Lauren Lowry is a Hanen-certified speech-language pathologist.
©Hanen Early Language Program, 2011. Further copying or reproduction of this article in whole or in part, without written permission from The Hanen Centre, is prohibited.

 

About The Hanen Centre

Founded in 1975, The Hanen Centre is a Canadian not-for-profit charitable organization with a global reach. Its mission is to provide parents, caregivers, early childhood educators, and speech-language pathologists with the knowledge and training they need to help all preschool children develop the best possible language, social, and literacy skills, including those children with or at-risk of language delays and those with developmental challenges such as autism spectrum disorder (ASD).

For more information on Hanen Programs® and Hanen resources for parents, go to www.hanen.org.

 

*References

Ellis, E. & Thal, D. (2008). Early Language Delay and Risk for Language Impairment. Perspectives on Language Learning and Education, 15: 93-100.

Telethon Institute for Child Health Research (2008, May 16). Mixed Results For Late-talking Toddlers. ScienceDaily. 16 May 2008. Web. 10 Jun. 2011.
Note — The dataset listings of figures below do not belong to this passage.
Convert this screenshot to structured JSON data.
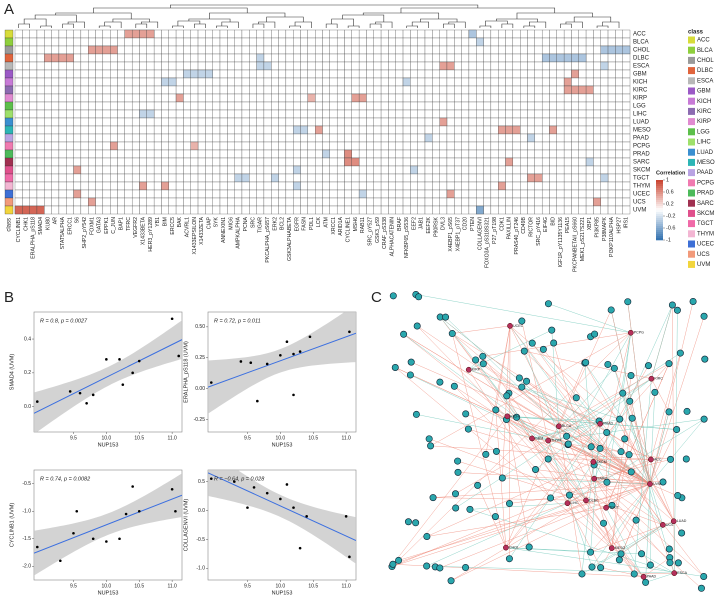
{
  "panels": {
    "a": "A",
    "b": "B",
    "c": "C"
  },
  "chart_data": [
    {
      "type": "heatmap",
      "row_axis_label": "class",
      "rows": [
        "ACC",
        "BLCA",
        "CHOL",
        "DLBC",
        "ESCA",
        "GBM",
        "KICH",
        "KIRC",
        "KIRP",
        "LGG",
        "LIHC",
        "LUAD",
        "MESO",
        "PAAD",
        "PCPG",
        "PRAD",
        "SARC",
        "SKCM",
        "TGCT",
        "THYM",
        "UCEC",
        "UCS",
        "UVM"
      ],
      "class_colors": [
        "#d7dc3a",
        "#8fcf3c",
        "#9a9a9a",
        "#e0643c",
        "#b8b8b8",
        "#9b59c6",
        "#c77ad6",
        "#8c6bb1",
        "#e08ad0",
        "#5cbf4a",
        "#9ee06a",
        "#3a8fd0",
        "#2cb5b5",
        "#b9a3e3",
        "#f07ab0",
        "#4cba5a",
        "#a03050",
        "#e0508c",
        "#f06aa8",
        "#f3b6d3",
        "#3d6fd6",
        "#f29a7a",
        "#f2d53c"
      ],
      "columns": [
        "CYCLINB1",
        "CHK1",
        "ERALPHA_pS118",
        "SMAD4",
        "KU80",
        "AR",
        "STAT5ALPHA",
        "ERCC1",
        "S6",
        "SHP2_pY542",
        "FOXM1",
        "GATA3",
        "EPPK1",
        "C_JUN",
        "BAP1",
        "TFRC",
        "VEGFR2",
        "X1433BETA",
        "HER3_pY1289",
        "YB1",
        "BIM",
        "ERCC5",
        "BAK",
        "ACVRL1",
        "X1433EPSILON",
        "X1433ZETA",
        "CIAP",
        "SYK",
        "ANNEXIN1",
        "MIG6",
        "AMPKALPHA",
        "PCNA",
        "SRC",
        "TIGAR",
        "PKCALPHA_pS657",
        "ERK2",
        "BCL2",
        "GSK3ALPHABETA",
        "EGFR",
        "FASN",
        "PDL1",
        "LCK",
        "ATM",
        "XRCC1",
        "ARID1A",
        "CYCLINE1",
        "MSH6",
        "RAB11",
        "SRC_pY527",
        "GSK3_pS9",
        "CRAF_pS338",
        "ALPHACATENIN",
        "BRAF",
        "NFKBP65_pS536",
        "EEF2",
        "JAB1",
        "EEF2K",
        "P90RSK",
        "DVL3",
        "X4EBP1_pS65",
        "X4EBP1_pT37",
        "CD20",
        "PTEN",
        "COLLAGENVI",
        "FOXO3A_pS318S321",
        "P27_pT198",
        "CDK1",
        "PAXILLIN",
        "PRAS40_pT246",
        "CD49B",
        "RICTOR",
        "SRC_pY416",
        "EIF4G",
        "BID",
        "IGF1R_pY1135Y1136",
        "PEA15",
        "PKCPANBETAII_pS660",
        "MEK1_pS217S221",
        "XBP1",
        "PI3KP85",
        "P38MAPK",
        "PI3KP110ALPHA",
        "HSP27",
        "IRS1"
      ],
      "cells": [
        [
          {
            "col": 15,
            "value": 0.5
          },
          {
            "col": 16,
            "value": 0.5
          },
          {
            "col": 17,
            "value": 0.5
          },
          {
            "col": 18,
            "value": 0.5
          },
          {
            "col": 62,
            "value": -0.4
          }
        ],
        [
          {
            "col": 63,
            "value": -0.3
          }
        ],
        [
          {
            "col": 10,
            "value": 0.5
          },
          {
            "col": 11,
            "value": 0.5
          },
          {
            "col": 12,
            "value": 0.5
          },
          {
            "col": 13,
            "value": 0.5
          },
          {
            "col": 80,
            "value": -0.4
          },
          {
            "col": 81,
            "value": -0.4
          },
          {
            "col": 82,
            "value": -0.4
          },
          {
            "col": 83,
            "value": -0.4
          }
        ],
        [
          {
            "col": 4,
            "value": 0.5
          },
          {
            "col": 5,
            "value": 0.5
          },
          {
            "col": 6,
            "value": 0.5
          },
          {
            "col": 7,
            "value": 0.5
          },
          {
            "col": 33,
            "value": -0.3
          },
          {
            "col": 72,
            "value": -0.4
          },
          {
            "col": 73,
            "value": -0.4
          },
          {
            "col": 74,
            "value": -0.4
          },
          {
            "col": 75,
            "value": -0.4
          },
          {
            "col": 76,
            "value": -0.4
          },
          {
            "col": 77,
            "value": -0.4
          }
        ],
        [
          {
            "col": 33,
            "value": -0.3
          },
          {
            "col": 34,
            "value": -0.3
          },
          {
            "col": 58,
            "value": 0.5
          },
          {
            "col": 59,
            "value": 0.5
          },
          {
            "col": 80,
            "value": -0.3
          }
        ],
        [
          {
            "col": 23,
            "value": -0.3
          },
          {
            "col": 24,
            "value": -0.3
          },
          {
            "col": 25,
            "value": -0.3
          },
          {
            "col": 26,
            "value": -0.3
          },
          {
            "col": 76,
            "value": 0.5
          }
        ],
        [
          {
            "col": 20,
            "value": -0.3
          },
          {
            "col": 21,
            "value": -0.3
          },
          {
            "col": 53,
            "value": -0.3
          },
          {
            "col": 75,
            "value": 0.5
          }
        ],
        [
          {
            "col": 75,
            "value": 0.5
          },
          {
            "col": 76,
            "value": 0.5
          },
          {
            "col": 77,
            "value": 0.5
          },
          {
            "col": 78,
            "value": 0.5
          }
        ],
        [
          {
            "col": 22,
            "value": 0.5
          },
          {
            "col": 40,
            "value": 0.4
          },
          {
            "col": 46,
            "value": 0.5
          },
          {
            "col": 47,
            "value": 0.5
          }
        ],
        [],
        [
          {
            "col": 17,
            "value": -0.3
          },
          {
            "col": 18,
            "value": -0.3
          }
        ],
        [
          {
            "col": 58,
            "value": 0.5
          }
        ],
        [
          {
            "col": 38,
            "value": -0.3
          },
          {
            "col": 39,
            "value": -0.3
          },
          {
            "col": 41,
            "value": 0.5
          },
          {
            "col": 66,
            "value": 0.5
          },
          {
            "col": 67,
            "value": 0.5
          },
          {
            "col": 68,
            "value": 0.5
          },
          {
            "col": 73,
            "value": 0.5
          }
        ],
        [
          {
            "col": 56,
            "value": -0.3
          },
          {
            "col": 70,
            "value": -0.3
          }
        ],
        [
          {
            "col": 13,
            "value": 0.5
          },
          {
            "col": 24,
            "value": 0.4
          }
        ],
        [
          {
            "col": 42,
            "value": -0.3
          },
          {
            "col": 45,
            "value": 0.6
          }
        ],
        [
          {
            "col": 45,
            "value": 0.6
          },
          {
            "col": 46,
            "value": 0.6
          },
          {
            "col": 67,
            "value": 0.5
          },
          {
            "col": 78,
            "value": -0.3
          }
        ],
        [
          {
            "col": 8,
            "value": 0.5
          },
          {
            "col": 38,
            "value": -0.3
          },
          {
            "col": 54,
            "value": -0.3
          }
        ],
        [
          {
            "col": 30,
            "value": -0.3
          },
          {
            "col": 31,
            "value": -0.3
          },
          {
            "col": 35,
            "value": -0.3
          },
          {
            "col": 70,
            "value": 0.5
          },
          {
            "col": 71,
            "value": 0.5
          },
          {
            "col": 80,
            "value": -0.3
          }
        ],
        [
          {
            "col": 17,
            "value": 0.5
          },
          {
            "col": 20,
            "value": 0.5
          },
          {
            "col": 38,
            "value": -0.3
          },
          {
            "col": 66,
            "value": 0.5
          }
        ],
        [
          {
            "col": 8,
            "value": 0.5
          },
          {
            "col": 47,
            "value": -0.3
          },
          {
            "col": 59,
            "value": 0.5
          }
        ],
        [
          {
            "col": 10,
            "value": 0.5
          },
          {
            "col": 79,
            "value": 0.5
          }
        ],
        [
          {
            "col": 0,
            "value": 0.8
          },
          {
            "col": 1,
            "value": 0.8
          },
          {
            "col": 2,
            "value": 0.8
          },
          {
            "col": 3,
            "value": 0.8
          },
          {
            "col": 63,
            "value": -0.6
          }
        ]
      ],
      "legend_class_title": "class",
      "legend_title": "Correlation",
      "legend_ticks": [
        1,
        0.6,
        0.2,
        -0.2,
        -0.6,
        -1
      ],
      "clim": [
        -1,
        1
      ],
      "pos_color": "#c9402c",
      "neg_color": "#2f6fae"
    },
    {
      "type": "scatter",
      "annotation": "R = 0.8, p = 0.0027",
      "xlabel": "NUP153",
      "ylabel": "SMAD4 (UVM)",
      "x": [
        8.95,
        9.45,
        9.6,
        9.7,
        9.8,
        10.0,
        10.2,
        10.25,
        10.4,
        10.5,
        11.0,
        11.1
      ],
      "values": [
        0.03,
        0.09,
        0.08,
        0.02,
        0.07,
        0.28,
        0.28,
        0.13,
        0.2,
        0.27,
        0.52,
        0.3
      ],
      "xlim": [
        8.9,
        11.15
      ],
      "ylim": [
        -0.15,
        0.56
      ],
      "xticks": [
        9.5,
        {
          "value": 10,
          "label": "10.0"
        },
        10.5,
        {
          "value": 11,
          "label": "11.0"
        }
      ],
      "yticks": [
        0.4,
        0.2,
        {
          "value": 0,
          "label": "0.0"
        }
      ],
      "color": "#000000",
      "fit_color": "#3b6fe0",
      "band_color": "#c8c8c8"
    },
    {
      "type": "scatter",
      "annotation": "R = 0.72, p = 0.011",
      "xlabel": "NUP153",
      "ylabel": "ERALPHA_pS118 (UVM)",
      "x": [
        8.95,
        9.4,
        9.55,
        9.65,
        9.8,
        10.0,
        10.1,
        10.2,
        10.2,
        10.3,
        10.45,
        11.05
      ],
      "values": [
        0.05,
        0.22,
        0.21,
        -0.1,
        0.2,
        0.27,
        0.38,
        -0.05,
        0.28,
        0.3,
        0.42,
        0.46
      ],
      "xlim": [
        8.9,
        11.15
      ],
      "ylim": [
        -0.35,
        0.62
      ],
      "xticks": [
        9.5,
        {
          "value": 10,
          "label": "10.0"
        },
        10.5,
        {
          "value": 11,
          "label": "11.0"
        }
      ],
      "yticks": [
        {
          "value": 0.5,
          "label": "0.50"
        },
        0.25,
        {
          "value": 0,
          "label": "0.00"
        },
        -0.25
      ],
      "color": "#000000",
      "fit_color": "#3b6fe0",
      "band_color": "#c8c8c8"
    },
    {
      "type": "scatter",
      "annotation": "R = 0.74, p = 0.0082",
      "xlabel": "NUP153",
      "ylabel": "CYCLINB1 (UVM)",
      "x": [
        8.95,
        9.3,
        9.5,
        9.55,
        9.8,
        10.0,
        10.2,
        10.3,
        10.4,
        10.5,
        11.0,
        11.05
      ],
      "values": [
        -1.65,
        -1.9,
        -1.4,
        -1.0,
        -1.5,
        -1.55,
        -1.5,
        -1.05,
        -0.55,
        -1.0,
        -0.6,
        -1.0
      ],
      "xlim": [
        8.9,
        11.15
      ],
      "ylim": [
        -2.25,
        -0.25
      ],
      "xticks": [
        9.5,
        {
          "value": 10,
          "label": "10.0"
        },
        10.5,
        {
          "value": 11,
          "label": "11.0"
        }
      ],
      "yticks": [
        -0.5,
        {
          "value": -1,
          "label": "-1.0"
        },
        -1.5,
        {
          "value": -2,
          "label": "-2.0"
        }
      ],
      "color": "#000000",
      "fit_color": "#3b6fe0",
      "band_color": "#c8c8c8"
    },
    {
      "type": "scatter",
      "annotation": "R = −0.64, p = 0.028",
      "xlabel": "NUP153",
      "ylabel": "COLLAGENVI (UVM)",
      "x": [
        8.95,
        9.3,
        9.5,
        9.6,
        9.8,
        10.0,
        10.1,
        10.2,
        10.3,
        10.4,
        11.0,
        11.05
      ],
      "values": [
        0.55,
        0.5,
        0.05,
        0.4,
        0.3,
        0.2,
        0.45,
        0.05,
        -0.65,
        -0.1,
        -0.1,
        -0.8
      ],
      "xlim": [
        8.9,
        11.15
      ],
      "ylim": [
        -1.2,
        0.7
      ],
      "xticks": [
        9.5,
        {
          "value": 10,
          "label": "10.0"
        },
        10.5,
        {
          "value": 11,
          "label": "11.0"
        }
      ],
      "yticks": [
        0.5,
        {
          "value": 0,
          "label": "0.0"
        },
        -0.5,
        {
          "value": -1,
          "label": "-1.0"
        }
      ],
      "color": "#000000",
      "fit_color": "#3b6fe0",
      "band_color": "#c8c8c8"
    },
    {
      "type": "network",
      "hubs": [
        "UVM",
        "SKCM",
        "KICH",
        "THYM",
        "LIHC",
        "SARC",
        "MESO",
        "PAAD",
        "GBM",
        "ESCA",
        "UCEC",
        "CHOL",
        "TGCT",
        "LUAD",
        "KIRP",
        "PCPG",
        "UCS",
        "DLBC",
        "BLCA",
        "ACC",
        "KIRC",
        "PRAD"
      ],
      "hub_color": "#b5305c",
      "node_color": "#2aa7ad",
      "edge_colors": [
        "#f09080",
        "#74c9bb"
      ]
    }
  ]
}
Rice, M. L., Taylor, C. L., & Zubrick, S.R. (2008). Language outcomes of 7-year-old children with or without a history of late language emergence at 24 months. Journal of Speech, Language, and Hearing Research, 51, 394-407.

Olswang, L.B., Rodriguez, B. & Timler, G. (1998). Recommending Intervention for Toddlers With Specific Language Learning Difficulties: We May Not Have All the Answers, But We Know a Lot. American Journal of Speech Language Pathology, 7, 23 - 32.